We can speak of year-on-year gains in house prices in some markets (Dallas, Denver, San Diego, San Francisco) but on the whole, things are going in reverse. As I mentioned in the last two months, the number of markets where prices are rising has dwindled. This continues to be true.

* When the Case-Shiller index began increasing in July, 14 of 20 markets were showing an increase.
* Case-Shiller reported in August that 18 of 20 cities showed price increases.
* When Case-Shiller reported in September, 18 of 20 cities showed price increases.
* Then, in October the number turned down slightly to 17 of 20 markets.
* In November, the number really turned down. Only 10 of 20 markets rose in the data (for sales through September)
* Last month, it was 8 markets in twenty (for sales through October).
* This month it is five of twenty for data through November.

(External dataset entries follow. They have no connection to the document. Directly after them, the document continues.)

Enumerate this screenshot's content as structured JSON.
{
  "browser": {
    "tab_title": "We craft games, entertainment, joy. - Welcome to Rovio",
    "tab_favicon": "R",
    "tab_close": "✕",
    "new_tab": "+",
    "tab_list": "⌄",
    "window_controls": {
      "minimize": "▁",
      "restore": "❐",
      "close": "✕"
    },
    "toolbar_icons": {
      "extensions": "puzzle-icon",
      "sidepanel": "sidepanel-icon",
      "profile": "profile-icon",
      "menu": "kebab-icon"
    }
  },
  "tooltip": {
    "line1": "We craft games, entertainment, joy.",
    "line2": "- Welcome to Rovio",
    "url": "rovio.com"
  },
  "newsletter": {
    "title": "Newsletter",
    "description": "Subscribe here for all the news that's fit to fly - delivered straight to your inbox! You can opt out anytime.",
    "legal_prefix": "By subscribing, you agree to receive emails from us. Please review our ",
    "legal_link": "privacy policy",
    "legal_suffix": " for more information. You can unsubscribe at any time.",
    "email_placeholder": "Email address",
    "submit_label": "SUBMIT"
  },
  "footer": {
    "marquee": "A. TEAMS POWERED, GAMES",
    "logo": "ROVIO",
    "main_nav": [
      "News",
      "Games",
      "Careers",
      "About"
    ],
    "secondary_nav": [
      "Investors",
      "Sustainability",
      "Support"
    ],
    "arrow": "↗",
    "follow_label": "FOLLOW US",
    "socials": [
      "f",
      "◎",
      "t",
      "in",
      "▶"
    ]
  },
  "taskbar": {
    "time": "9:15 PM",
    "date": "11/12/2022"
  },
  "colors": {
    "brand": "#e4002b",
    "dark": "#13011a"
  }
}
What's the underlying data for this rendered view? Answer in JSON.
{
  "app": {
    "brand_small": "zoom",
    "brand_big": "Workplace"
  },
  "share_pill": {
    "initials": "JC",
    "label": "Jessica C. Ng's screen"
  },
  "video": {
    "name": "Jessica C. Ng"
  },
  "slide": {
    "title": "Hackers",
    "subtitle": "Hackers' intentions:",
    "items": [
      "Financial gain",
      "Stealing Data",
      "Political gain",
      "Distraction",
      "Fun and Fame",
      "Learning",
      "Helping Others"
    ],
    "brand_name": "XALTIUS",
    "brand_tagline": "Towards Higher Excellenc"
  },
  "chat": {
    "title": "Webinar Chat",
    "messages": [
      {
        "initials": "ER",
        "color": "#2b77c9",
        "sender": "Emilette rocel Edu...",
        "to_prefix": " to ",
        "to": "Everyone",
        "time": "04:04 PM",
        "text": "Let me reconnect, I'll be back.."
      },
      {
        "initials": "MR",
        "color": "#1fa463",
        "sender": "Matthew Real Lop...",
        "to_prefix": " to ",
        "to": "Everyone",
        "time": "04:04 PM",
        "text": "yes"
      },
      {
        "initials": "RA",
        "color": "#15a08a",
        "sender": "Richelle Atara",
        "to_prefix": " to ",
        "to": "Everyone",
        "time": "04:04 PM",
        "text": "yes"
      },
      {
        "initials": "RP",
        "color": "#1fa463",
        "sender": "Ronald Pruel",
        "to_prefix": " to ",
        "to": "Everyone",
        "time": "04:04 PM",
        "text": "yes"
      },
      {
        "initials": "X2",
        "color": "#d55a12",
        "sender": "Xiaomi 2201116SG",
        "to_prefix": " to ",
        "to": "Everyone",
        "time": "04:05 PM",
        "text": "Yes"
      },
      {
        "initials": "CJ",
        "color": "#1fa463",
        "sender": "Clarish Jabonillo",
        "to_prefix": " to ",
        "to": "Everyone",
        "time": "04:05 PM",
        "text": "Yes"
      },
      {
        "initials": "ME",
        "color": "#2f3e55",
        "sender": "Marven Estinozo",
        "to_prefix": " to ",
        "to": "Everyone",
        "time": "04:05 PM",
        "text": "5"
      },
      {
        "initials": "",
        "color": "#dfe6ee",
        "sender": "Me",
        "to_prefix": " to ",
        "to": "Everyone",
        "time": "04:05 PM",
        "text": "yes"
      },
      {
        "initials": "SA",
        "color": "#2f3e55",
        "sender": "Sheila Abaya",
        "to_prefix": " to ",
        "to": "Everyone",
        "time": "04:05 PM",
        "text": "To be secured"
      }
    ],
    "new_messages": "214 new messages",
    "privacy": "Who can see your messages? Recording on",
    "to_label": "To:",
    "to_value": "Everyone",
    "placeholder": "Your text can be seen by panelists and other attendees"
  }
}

Can I give these numbers a positive spin? Sure: prices are moving more in line with reality. They need to come down further in bubble markets like Washington D.C. where I live. Maybe then, we will see a market-clearing price.

The telling number is the year-on-year composite numbers now at –4.6% for the Composite-10 and –5.4% for the Composite-20. These are still improving.

So, it is unclear where this is headed over the near-term. December existing home sales were way down when reported Monday and price action is negative in 15 of twenty major markets. But, this is the Winter. Things will be different when the selling season begins in the Spring.

Housing Price Bottom Still Holding

The Case Shiller home price index in November rose for the sixth month in a row. Even after adjusting for inflation, home prices are up. And given the nature of the index, which operates with a significant lag, the message here is that home prices in 20 major markets hit bottom sometime around last March or April, after declining 36% in real terms from the high of early 2006. The housing price bubble popped, but it is no longer deflating. Prices have come back into line with incomes (actually, housing affordability is near an all-time recorded high, according to the National Association of Realtors) and interest rates have fallen to historically low levels. This is how markets adjust to changing circumstances. The $500,000 home that turned into a deadweight albatross for the guy who bought it in 2006 is now a $320,000 dream house for the guy who buys it today.